This was a long travel day, even for me. It wasn't the four flights that concerned me, but the three having very tight connections. I packed a strong carry-on already foreseeing the future that my checked bag would get lost in transit.
- Roanoke [ROA]-->Atlanta [ATL]
- ATL-->Charles De Gaulle [CDG]
- CDG-->Amsterdam [AMS]
- AMS-->Zagreb, Croatia [ZAG]
The first two legs went uneventfully. I stopped through One Flew South in Atlanta for my favorite pre-flight meal, stocked up on some tasty snacks and even had an exit row seat to stretch out and sleep for my flight over to Paris.
From the start, I was skeptically eying my transfer in Amsterdam to Zagreb. It was only 40 minutes and I needed to pass through immigration. I thought getting to Amsterdam would be easy, so I was dumbfounded when I heard my name over the plane’s PA system as we were about to depart from Paris. Anytime I hear my name publically announced, I automatically cringe. No good can ever come of this.
I raised my hand and the flight attendant told me I had to deplane. Deplane?! Confusion and frustration passed over immediately and maybe I wasn’t a model citizen in those brief moments. While walking past the stares and judgments from other passengers, I asked the flight attendant what was going on. He gave me a very weak answer that I was being escorted off because my checked bag hadn’t made the flight.
When did it become customary to make me miss the rest of my flights because they had failed to get my bag on the plane? I understand upgraded security issues but I’ve had my share of lost bags even recently and never once been forced to also miss flights. Typically, I am the last person waiting at baggage claim staring longingly at the empty conveyor belt before I accept my bag has been lost in transit.
After a perplexing conversation with the Air France attendants at Charles De Gaulle, I was standing in the airport with no flight and no rebooking. A brief stop through the lounge was useless. I didn’t even grab a quick glass of bubbles to help with the stress. At customer service, I’m not sure if the woman hated her job or hated me, or both. Without seeing any other options, I logged onto the KLM app and saw a flight to AMS and then on to ZAG that got me into Croatia only 1.5 hours after my scheduled arrival. These are the moments I’m so happy I have my credit card memorized. Simple. Easy. Booked.

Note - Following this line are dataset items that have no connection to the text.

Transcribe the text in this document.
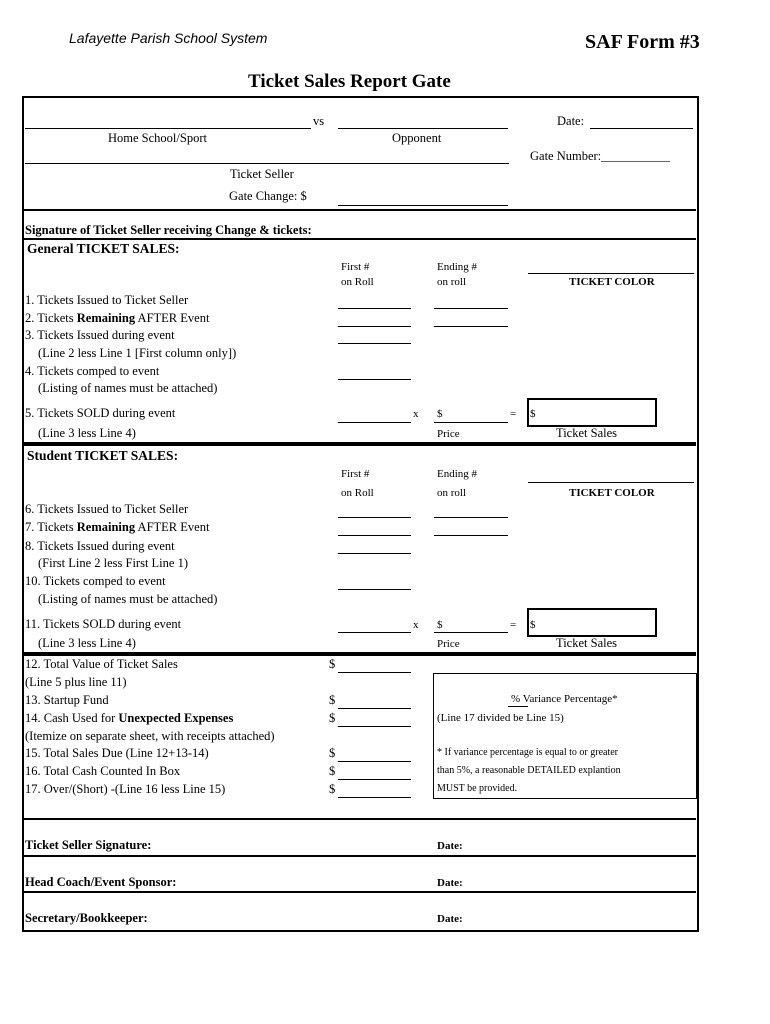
Lafayette Parish School System	SAF Form #3
Ticket Sales Report Gate
vs	Date:
Home School/Sport	Opponent
Gate Number:___________
Ticket Seller
Gate Change: $
Signature of Ticket Seller receiving Change & tickets:
General TICKET SALES:
First #
on Roll
Ending #
on roll	TICKET COLOR
1. Tickets Issued to Ticket Seller
2. Tickets Remaining AFTER Event
3. Tickets Issued during event
(Line 2 less Line 1 [First column only])
4. Tickets comped to event
(Listing of names must be attached)
5. Tickets SOLD during event	x $	= $
(Line 3 less Line 4)	Price	Ticket Sales
Student TICKET SALES:
First #
on Roll
Ending #
on roll	TICKET COLOR
6. Tickets Issued to Ticket Seller
7. Tickets Remaining AFTER Event
8. Tickets Issued during event
(First Line 2 less First Line 1)
10. Tickets comped to event
(Listing of names must be attached)
11. Tickets SOLD during event	x $	= $
(Line 3 less Line 4)	Price	Ticket Sales
12. Total Value of Ticket Sales	$
(Line 5 plus line 11)
13. Startup Fund	$
14. Cash Used for Unexpected Expenses	$
(Itemize on separate sheet, with receipts attached)
15. Total Sales Due (Line 12+13-14)	$
16. Total Cash Counted In Box	$
17. Over/(Short) -(Line 16 less Line 15)	$
% Variance Percentage*
(Line 17 divided be Line 15)
* If variance percentage is equal to or greater
than 5%, a reasonable DETAILED explantion
MUST be provided.
Ticket Seller Signature:	Date:
Head Coach/Event Sponsor:	Date:
Secretary/Bookkeeper:	Date:
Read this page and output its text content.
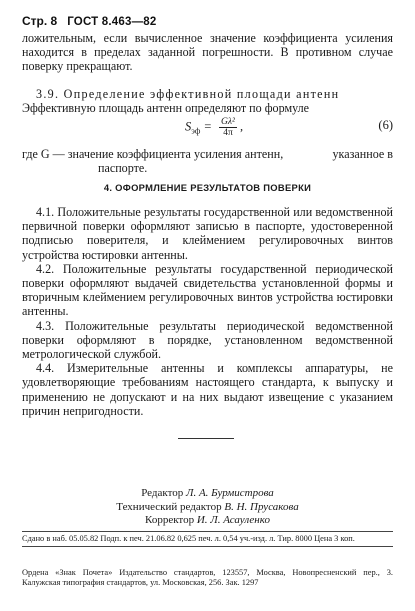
Стр. 8 ГОСТ 8.463—82

ложительным, если вычисленное значение коэффициента усиления находится в пределах заданной погрешности. В противном случае поверку прекращают.

3.9. Определение эффективной площади антенн

Эффективную площадь антенн определяют по формуле

$S_{эф} = \frac{\text{Gλ²}}{4\pi}$ ,	(6)
где G — значение коэффициента усиления антенн,	указанное в
паспорте.
4. ОФОРМЛЕНИЕ РЕЗУЛЬТАТОВ ПОВЕРКИ

4.1. Положительные результаты государственной или ведомственной первичной поверки оформляют записью в паспорте, удостоверенной подписью поверителя, и клеймением регулировочных винтов устройства юстировки антенны.

4.2. Положительные результаты государственной периодической поверки оформляют выдачей свидетельства установленной формы и вторичным клеймением регулировочных винтов устройства юстировки антенны.

4.3. Положительные результаты периодической ведомственной поверки оформляют в порядке, установленном ведомственной метрологической службой.

4.4. Измерительные антенны и комплексы аппаратуры, не удовлетворяющие требованиям настоящего стандарта, к выпуску и применению не допускают и на них выдают извещение с указанием причин непригодности.

Редактор Л. А. Бурмистрова
Технический редактор В. Н. Прусакова
Корректор И. Л. Асауленко

Сдано в наб. 05.05.82 Подп. к печ. 21.06.82 0,625 печ. л. 0,54 уч.-изд. л. Тир. 8000 Цена 3 коп.

Ордена «Знак Почета» Издательство стандартов, 123557, Москва, Новопресненский пер., 3.

Калужская типография стандартов, ул. Московская, 256. Зак. 1297
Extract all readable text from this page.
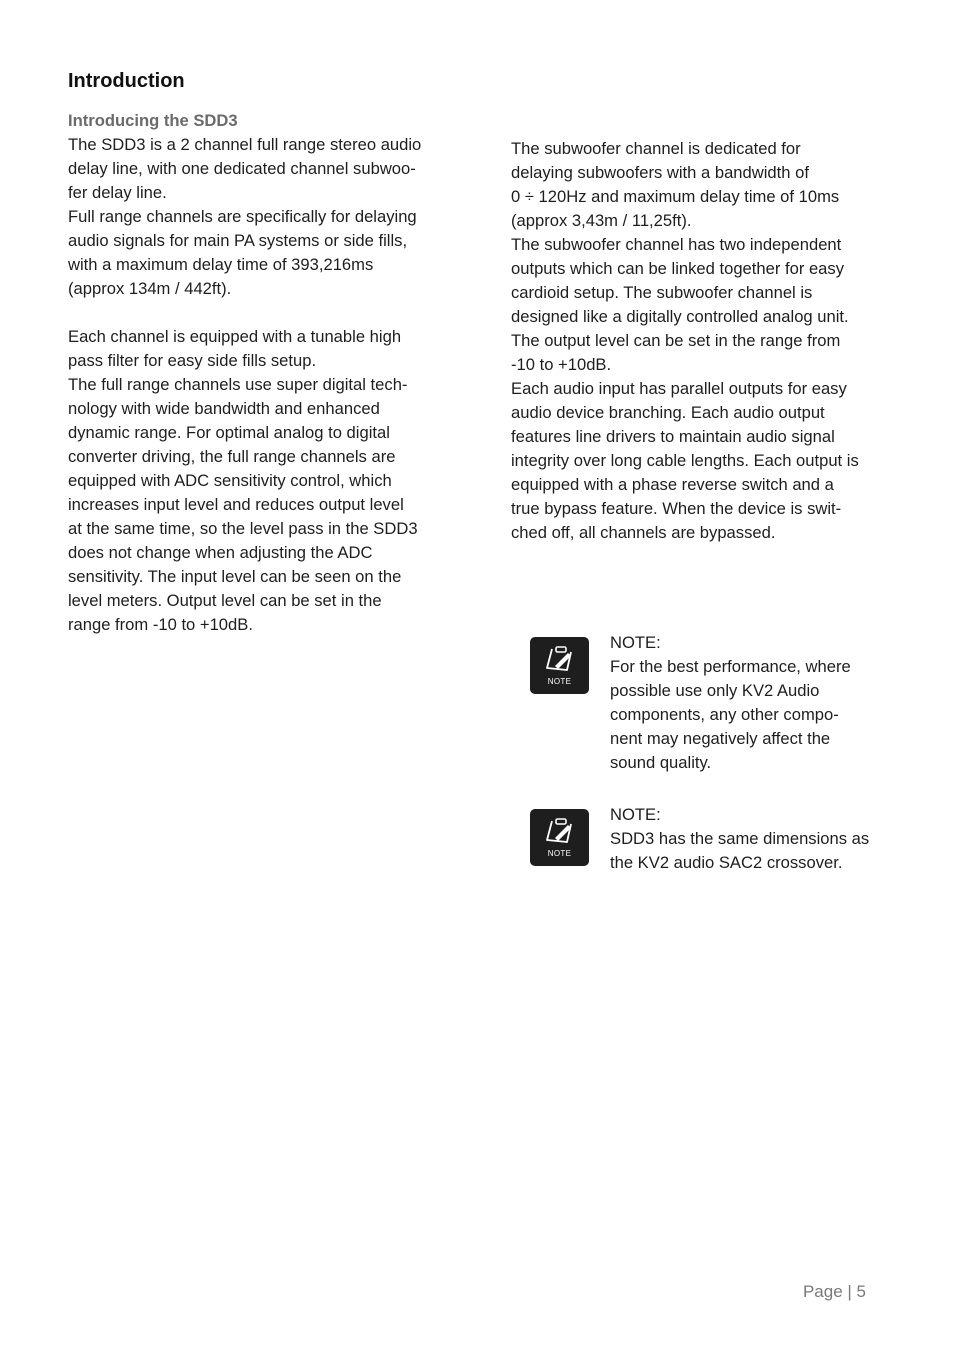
Introduction
Introducing the SDD3

The SDD3 is a 2 channel full range stereo audio
delay line, with one dedicated channel subwoo-
fer delay line.
Full range channels are specifically for delaying
audio signals for main PA systems or side fills,
with a maximum delay time of 393,216ms
(approx 134m / 442ft).

Each channel is equipped with a tunable high
pass filter for easy side fills setup.
The full range channels use super digital tech-
nology with wide bandwidth and enhanced
dynamic range. For optimal analog to digital
converter driving, the full range channels are
equipped with ADC sensitivity control, which
increases input level and reduces output level
at the same time, so the level pass in the SDD3
does not change when adjusting the ADC
sensitivity. The input level can be seen on the
level meters. Output level can be set in the
range from -10 to +10dB.

The subwoofer channel is dedicated for
delaying subwoofers with a bandwidth of
0 ÷ 120Hz and maximum delay time of 10ms
(approx 3,43m / 11,25ft).
The subwoofer channel has two independent
outputs which can be linked together for easy
cardioid setup. The subwoofer channel is
designed like a digitally controlled analog unit.
The output level can be set in the range from
-10 to +10dB.
Each audio input has parallel outputs for easy
audio device branching. Each audio output
features line drivers to maintain audio signal
integrity over long cable lengths. Each output is
equipped with a phase reverse switch and a
true bypass feature. When the device is swit-
ched off, all channels are bypassed.

NOTE
NOTE:

For the best performance, where
possible use only KV2 Audio
components, any other compo-
nent may negatively affect the
sound quality.

NOTE
NOTE:

SDD3 has the same dimensions as
the KV2 audio SAC2 crossover.

Page | 5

I think desperation was written all over my face because the customer service woman finally offered to cancel my original flight to Croatia so I could recoup some money.
It shouldn’t come as a shock, but when I arrived in Zagreb, my bag was lost. Of course it was lost.
After a few hours of work and a quick shower, I washed away my sorrows with a fantastic hotel dinner of grilled squid and veal washed down with a glass (or maybe two) of wine.